11/05/2021
Trabalhadores do Sistema Único de Assistência Social (SUAS) dos municípios baianos participaram nesta terça-feira (11), da capacitação virtual sobre Sistema para Levantamento de Demandas de Educação Permanente – SAEPE, promovido pela Secretaria de Justiça, Direitos Humanos e Desenvolvimento Social da Bahia (SJDHDS). A transmissão aconteceu ao vivo pelo canal do Youtube da secretaria. Na oportunidade, foram apresentadas as pesquisas sobre o Simplifica SUAS e sobre o Serviço de Convivência e Fortalecimento de Vínculos na Pandemia.
“O SAEPE foi criado em 2015 como primeiro sistema que ativou a Rede SUAS na Bahia. O Sistema está de volta e vai nos auxiliar a entender como estão acontecendo as ofertas do SUAS em nosso estado, quais as demandas de apoio técnico dos municípios, e no levantamento de quais são os anseios, temas, que os trabalhadores têm, referentes à educação permanente, assim como construir um perfil profissional das equipes”, destacou Leísa Sousa, superintendente de Assistência Social da SJDHDS.
A apresentação do SAEPE, orientações de como realizar atualização cadastral do Sistema, forma de acesso e a nova formatação da tela de cadastramento implementada pela CGO da SJDHDS, foi realizada pela coordenadora de Gestão do SUAS da SJDHDS Gabriele Dutra. Na oportunidade, também foi apresentada a Pesquisa Simplifica SUAS.

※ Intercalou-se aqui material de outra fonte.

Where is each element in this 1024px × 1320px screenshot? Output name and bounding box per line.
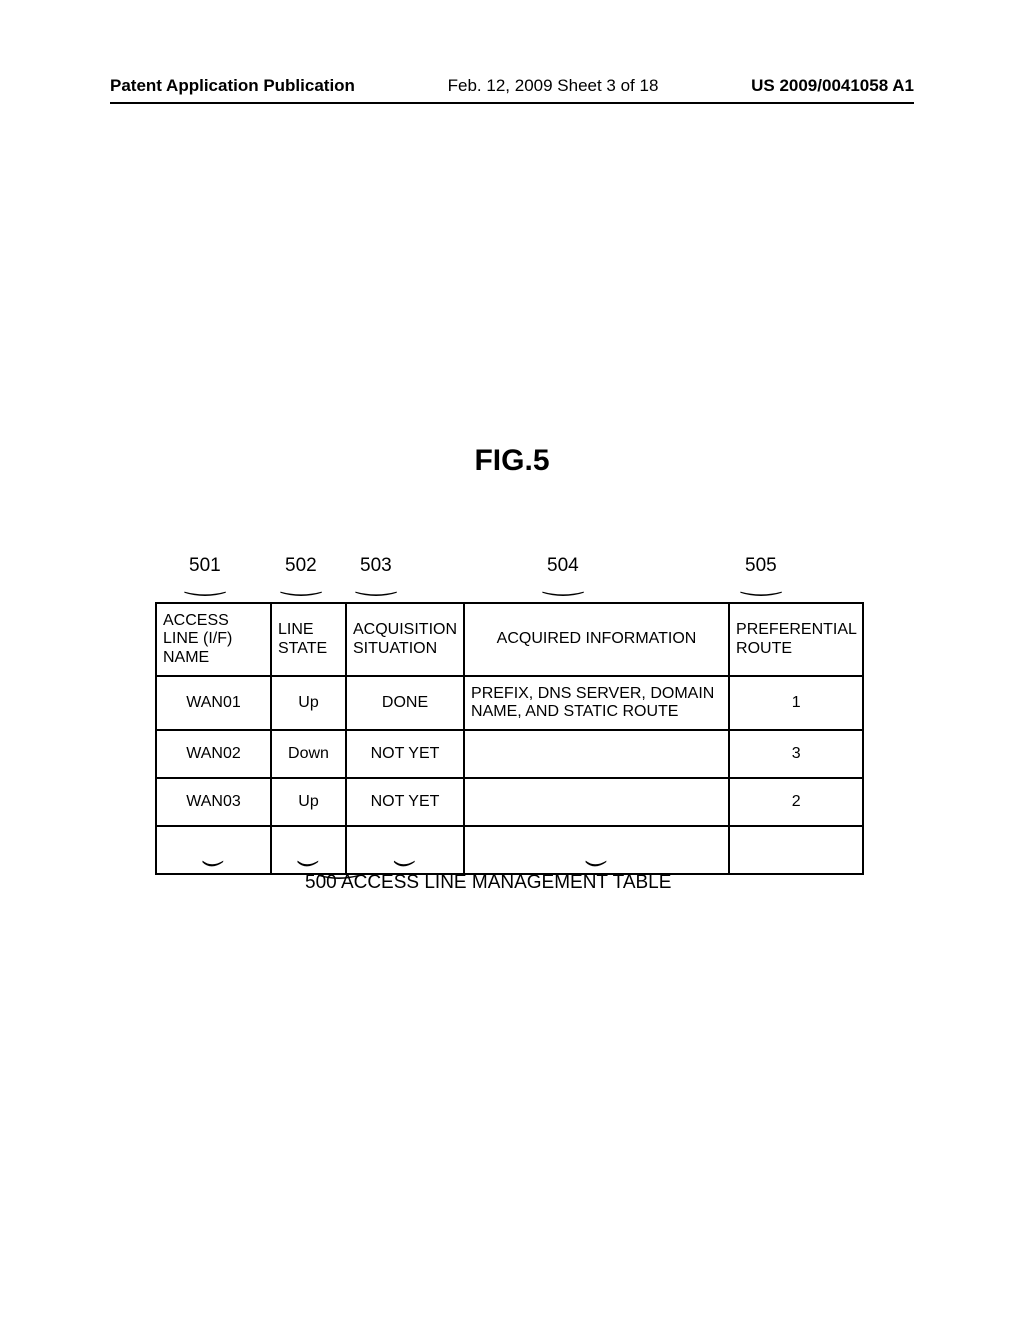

“Nós também iremos disponibilizar um manual com o passo a passo de como utilizar o SAEPE. Junto ao Sistema, estamos lançando a Pesquisa Simplifica SUAS, uma iniciativa que tem o objetivo de ouvir vocês, saber quais os temas de interesse a serem abordados por nós”, destacou Gabriele.
Uma segunda pesquisa também foi apresentada na live, sobre o Serviço de Convivência e Fortalecimento de Vínculos na Pandemia - Oferta de atividades remotas. As orientações sobre preenchimento da pesquisa foi demonstrada por Maurício Bodnachuk, coordenador de Proteção Social Básica da SJDHDS.
“Essa segunda pesquisa não vai ser aberta para todos os trabalhadores do SUAS. Cada município deve enviar apenas um formulário, nossa sugestão é que os coordenadores dos CRAS ou um técnico (a) de Gestão ou da Vigilância Socioassistencial respondam. Essa é uma pesquisa dinâmica que vai nos permitir visualizar como está a execução do SCFV nos municípios, entender as demandas, alinhar coletivamente a possibilidade de intervenções e saber das experiências exitosas”, esclareceu ele.